Başkent temsilcisinin Galatasaray, Sanica Boru Elazığspor ve Sivasspor karşılaşmalarında yaşadıklarının "standartların uygulandığı konusunda şüpheye düşürecek kadar çelişkili" olduğu ifade edilen açıklamada şu görüşlere yer verildi:
"İlk maçta Galatasaray kulübesinden hakemlere yönelik beddualar tribünlerden bile fark edilirken muhataplarınca duymamazlıktan gelinmiştir. İkinci maçta kulübeden hakeme itiraz etti diye genel menajerimiz Cem Onuk sahadan çıkarılmış sonrasında da üç hafta sürecek bir hak mahrumiyetiyle cezalandırılmıştır. Sivasspor maçında, Sivasspor kulübesinin oyuncularımıza yönelik tahrik edici davranışları görmezden gelindiği gibi iki oyuncumuzun sarı kart görmesiyle çıkan olayların müsebbibi rakip takım teknik yardımcıları cezasız bırakılmıştır. Bu karşılaşmalarda verilen, verilmeyen penaltılar, gösterilen kırmızı kartlar kadar öne çıkmayan ama oyunun ahengini bozan birçok hatalı karar da her üç maçın sonucunu etkilemiştir. Gerek Elazığspor, gerek Sivasspor karşılaşmalarında hakemlerimiz performanslarıyla oyunun gerçek kahramanları olan futbolcuların önüne geçmiş, iki maçtan da akılda kalan ne yazık ki adaş olan bu iki hakemimizin isimleri olmuştur. Bu tesadüften yola çıkarak bütün Hüseyinlerin bize karşı olduğunu iddia etmek ne kadar doğruysa, karşılaştığı anlık hataların uzun bir sürecin sonunda ortaya çıkan planların parçası olduğunu düşünmek de o kadar doğrudur."

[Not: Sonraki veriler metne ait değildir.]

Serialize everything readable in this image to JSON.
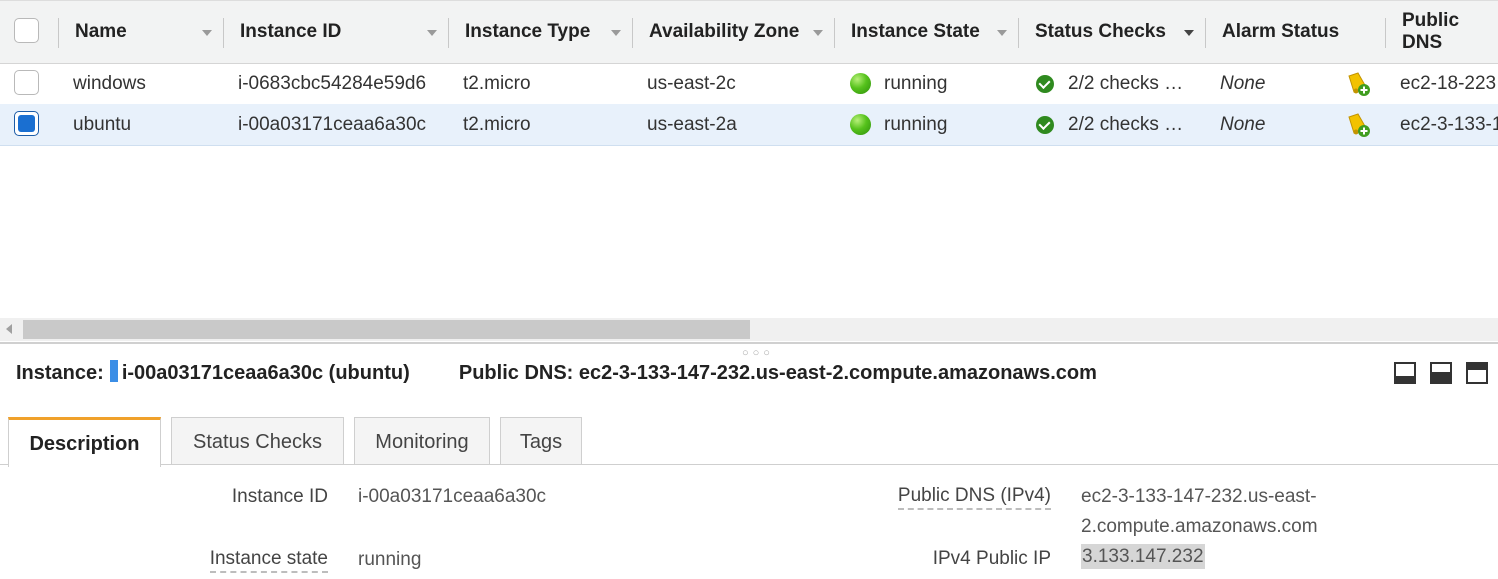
{
  "table": {
    "columns": [
      {
        "label": "Name"
      },
      {
        "label": "Instance ID"
      },
      {
        "label": "Instance Type"
      },
      {
        "label": "Availability Zone"
      },
      {
        "label": "Instance State"
      },
      {
        "label": "Status Checks"
      },
      {
        "label": "Alarm Status"
      },
      {
        "label": "Public DNS"
      }
    ],
    "rows": [
      {
        "name": "windows",
        "instance_id": "i-0683cbc54284e59d6",
        "type": "t2.micro",
        "zone": "us-east-2c",
        "state": "running",
        "checks": "2/2 checks …",
        "alarm": "None",
        "public_dns": "ec2-18-223",
        "selected": false
      },
      {
        "name": "ubuntu",
        "instance_id": "i-00a03171ceaa6a30c",
        "type": "t2.micro",
        "zone": "us-east-2a",
        "state": "running",
        "checks": "2/2 checks …",
        "alarm": "None",
        "public_dns": "ec2-3-133-1",
        "selected": true
      }
    ]
  },
  "details": {
    "instance_label": "Instance:",
    "instance_value": "i-00a03171ceaa6a30c (ubuntu)",
    "dns_label": "Public DNS:",
    "dns_value": "ec2-3-133-147-232.us-east-2.compute.amazonaws.com",
    "tabs": [
      "Description",
      "Status Checks",
      "Monitoring",
      "Tags"
    ],
    "active_tab": "Description",
    "fields": {
      "instance_id_label": "Instance ID",
      "instance_id_value": "i-00a03171ceaa6a30c",
      "instance_state_label": "Instance state",
      "instance_state_value": "running",
      "public_dns_label": "Public DNS (IPv4)",
      "public_dns_line1": "ec2-3-133-147-232.us-east-",
      "public_dns_line2": "2.compute.amazonaws.com",
      "ipv4_label": "IPv4 Public IP",
      "ipv4_value": "3.133.147.232"
    }
  },
  "icons": {
    "running": "green-circle-icon",
    "checks": "check-circle-icon",
    "alarm": "add-alarm-bell-icon",
    "panes": [
      "pane-bottom-small-icon",
      "pane-bottom-large-icon",
      "pane-top-icon"
    ]
  },
  "colors": {
    "header_bg": "#f2f3f3",
    "selected_row_bg": "#e8f1fb",
    "running_green": "#56c21c",
    "active_tab_accent": "#f0a12a",
    "selection_blue": "#1a6fd1"
  }
}
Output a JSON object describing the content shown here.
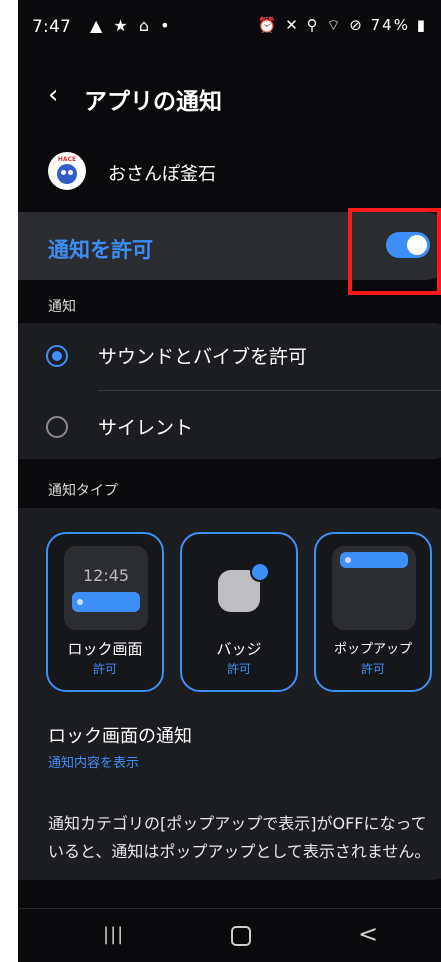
{
  "status_bar": {
    "time": "7:47",
    "left_icons": "▲ ★ ⌂ •",
    "right_icons": "⏰ ✕ ⚲ ⌔ ⊘",
    "battery": "74%"
  },
  "header": {
    "title": "アプリの通知"
  },
  "app": {
    "name": "おさんぽ釜石",
    "icon_caption": "HACE"
  },
  "allow": {
    "label": "通知を許可",
    "enabled": true
  },
  "notifications": {
    "section_label": "通知",
    "options": [
      {
        "label": "サウンドとバイブを許可",
        "selected": true
      },
      {
        "label": "サイレント",
        "selected": false
      }
    ]
  },
  "notification_types": {
    "section_label": "通知タイプ",
    "tiles": [
      {
        "name": "ロック画面",
        "state": "許可",
        "preview_time": "12:45"
      },
      {
        "name": "バッジ",
        "state": "許可"
      },
      {
        "name": "ポップアップ",
        "state": "許可"
      }
    ],
    "lock_screen": {
      "title": "ロック画面の通知",
      "subtitle": "通知内容を表示"
    }
  },
  "info_text": "通知カテゴリの[ポップアップで表示]がOFFになっていると、通知はポップアップとして表示されません。",
  "navbar": {
    "recent": "|||",
    "back": "<"
  },
  "colors": {
    "accent": "#3e8ef7",
    "background": "#0a0a0c",
    "highlight": "#ff1a1a"
  }
}
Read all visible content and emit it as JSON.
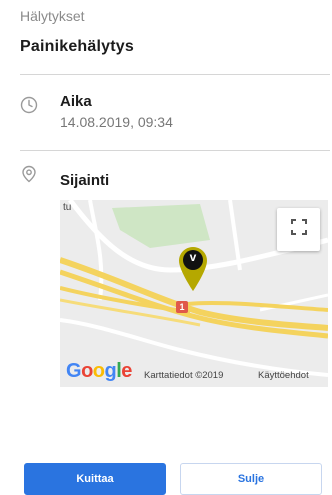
{
  "header": {
    "breadcrumb": "Hälytykset",
    "title": "Painikehälytys"
  },
  "time_section": {
    "icon": "clock-icon",
    "label": "Aika",
    "value": "14.08.2019, 09:34"
  },
  "location_section": {
    "icon": "location-pin-icon",
    "label": "Sijainti"
  },
  "map": {
    "corner_label": "tu",
    "road_badge": "1",
    "marker_glyph": "v",
    "marker_color": "#b5a800",
    "brand_logo": "Google",
    "attribution": "Karttatiedot ©2019",
    "terms": "Käyttöehdot"
  },
  "actions": {
    "primary_label": "Kuittaa",
    "secondary_label": "Sulje"
  },
  "colors": {
    "accent": "#2a74e0",
    "map_road_yellow": "#f4d35e",
    "park_green": "#cfe6c5"
  }
}
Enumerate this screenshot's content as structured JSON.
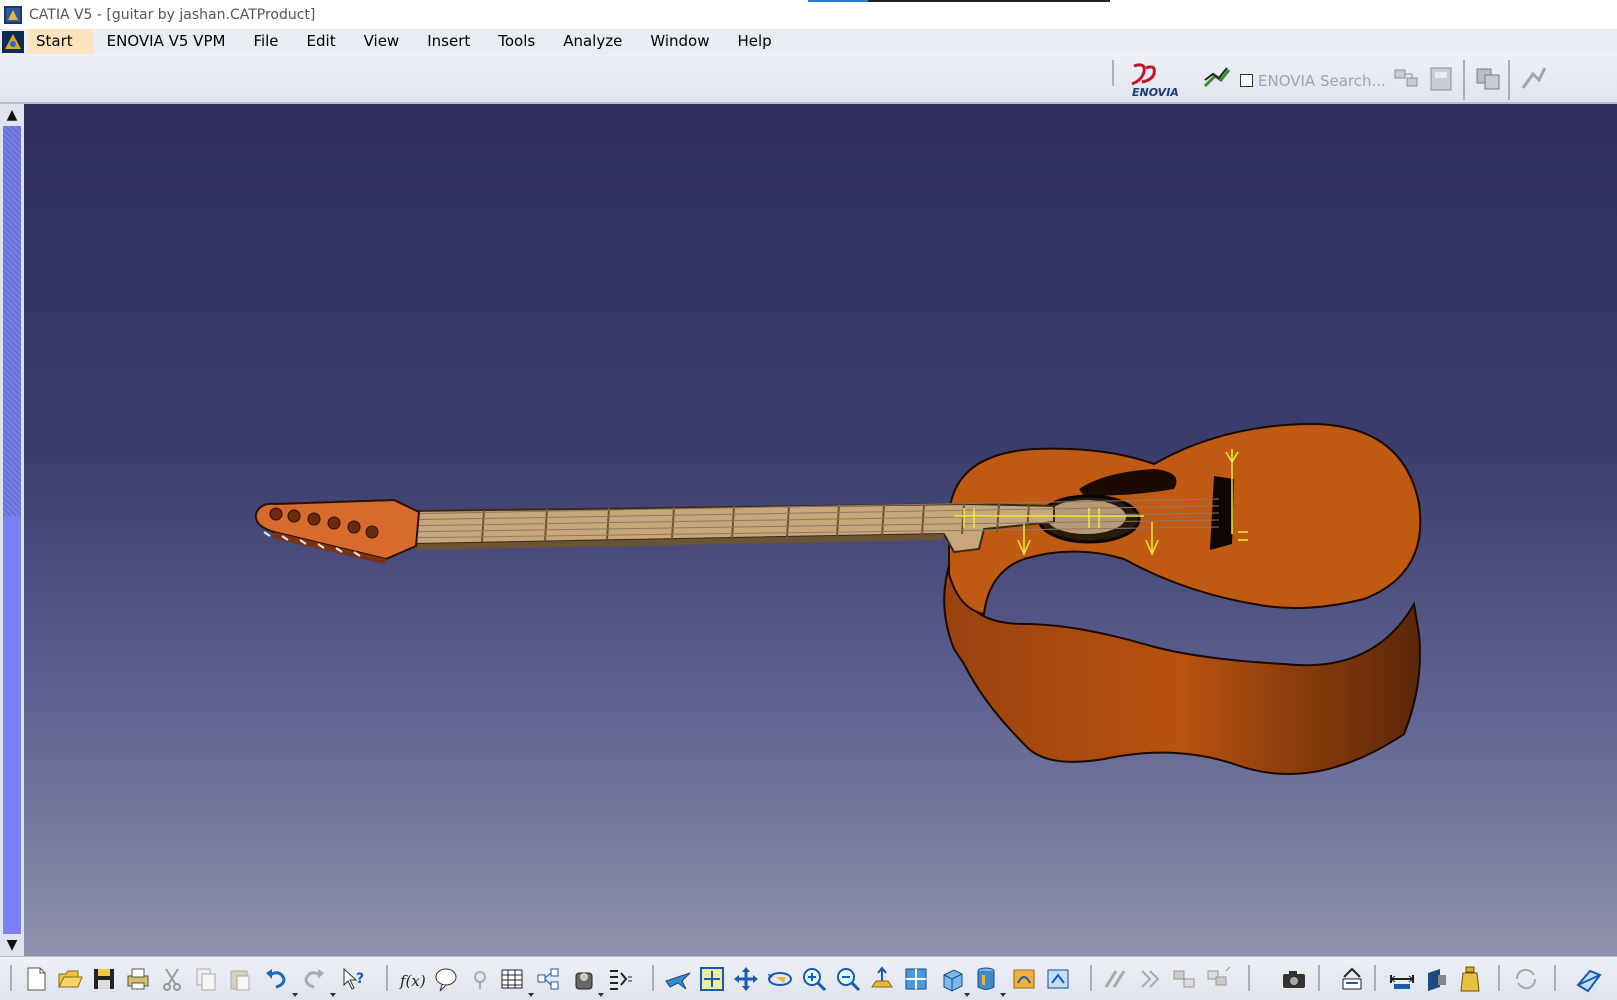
{
  "window": {
    "title": "CATIA V5 - [guitar by jashan.CATProduct]"
  },
  "menu": {
    "items": [
      {
        "label": "Start",
        "active": true
      },
      {
        "label": "ENOVIA V5 VPM"
      },
      {
        "label": "File"
      },
      {
        "label": "Edit"
      },
      {
        "label": "View"
      },
      {
        "label": "Insert"
      },
      {
        "label": "Tools"
      },
      {
        "label": "Analyze"
      },
      {
        "label": "Window"
      },
      {
        "label": "Help"
      }
    ]
  },
  "top_toolbar": {
    "enovia_search_label": "ENOVIA Search...",
    "enovia_search_checked": false,
    "icons": [
      "enovia-logo-icon",
      "enovia-search-icon",
      "connect-icon",
      "save-to-enovia-icon",
      "open-from-enovia-icon",
      "toggle-icon"
    ]
  },
  "viewport": {
    "model": "guitar",
    "background_top": "#2e2d5e",
    "background_bottom": "#8f91ad",
    "body_color": "#c25a10",
    "neck_color": "#c9a77a",
    "headstock_color": "#d96a2e",
    "constraint_color": "#e6ee3a"
  },
  "scrollbar": {
    "up_arrow": "▲",
    "down_arrow": "▼"
  },
  "bottom_toolbar": {
    "icons": [
      "new-icon",
      "open-icon",
      "save-icon",
      "print-icon",
      "cut-icon",
      "copy-icon",
      "paste-icon",
      "undo-icon",
      "redo-icon",
      "whats-this-icon",
      "formula-icon",
      "knowledge-advisor-icon",
      "light-icon",
      "table-icon",
      "catalog-icon",
      "macro-icon",
      "design-table-icon",
      "fly-mode-icon",
      "fit-all-icon",
      "pan-icon",
      "rotate-icon",
      "zoom-in-icon",
      "zoom-out-icon",
      "normal-view-icon",
      "multi-view-icon",
      "iso-view-icon",
      "shading-icon",
      "hide-show-icon",
      "swap-space-icon",
      "constraint-icon",
      "fix-icon",
      "explode-icon",
      "manipulation-icon",
      "camera-icon",
      "snap-icon",
      "measure-icon",
      "sectioning-icon",
      "weight-icon",
      "update-icon",
      "3d-compass-icon"
    ]
  }
}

Son haftalarda yoğunlaşan hakem hatalarının kişisel ve anlık olduğundan kuşku duyulmadığı, aksi yönde bir düşüncenin artık Türk futbolunu dünyanın en önemli futbol organizasyonlarında temsil eden hakemleri zan altında bırakacağı bildirilen duyuruda, "Üst düzey turnuvalarda ortaya koydukları performansla yeteneklerini ispatlayan Türk hakemlerinin Süper Lig’deki performanslarından en az onlar kadar, kulüplerimizin onları hedef alan açıklamaları da sorumludur. Hakem hataları da futboldaki diğer bütün hatalar gibi oyunun içinde alınan anlık kararlar sonucudur. Bu hataların başkalarınca yazılmış senaryoların parçası olduğu iddiası açıkçası hakemleri etkileme amacını taşımaktadır" ifadeleriyle kamuoyunun dikkati çekildi.

Açıklamada, ayrıca Gençlerbirliği’nin yıllar boyunca kendine özgü duruşuyla kazandığı centilmenlik payesinden vazgeçmeyeceği, bu payenin gereğinin rakiplere saygı duymak kadar haksızlığa ve nobranlığa karşı suskun kalmamak olduğu vurgulanarak, "Bu açıklamaya bizi mecbur kılan sessizliği her gerek gördüğümüzde bozacağımızdan kimsenin şüphesi olmasın" ifadeleri kullanıldı.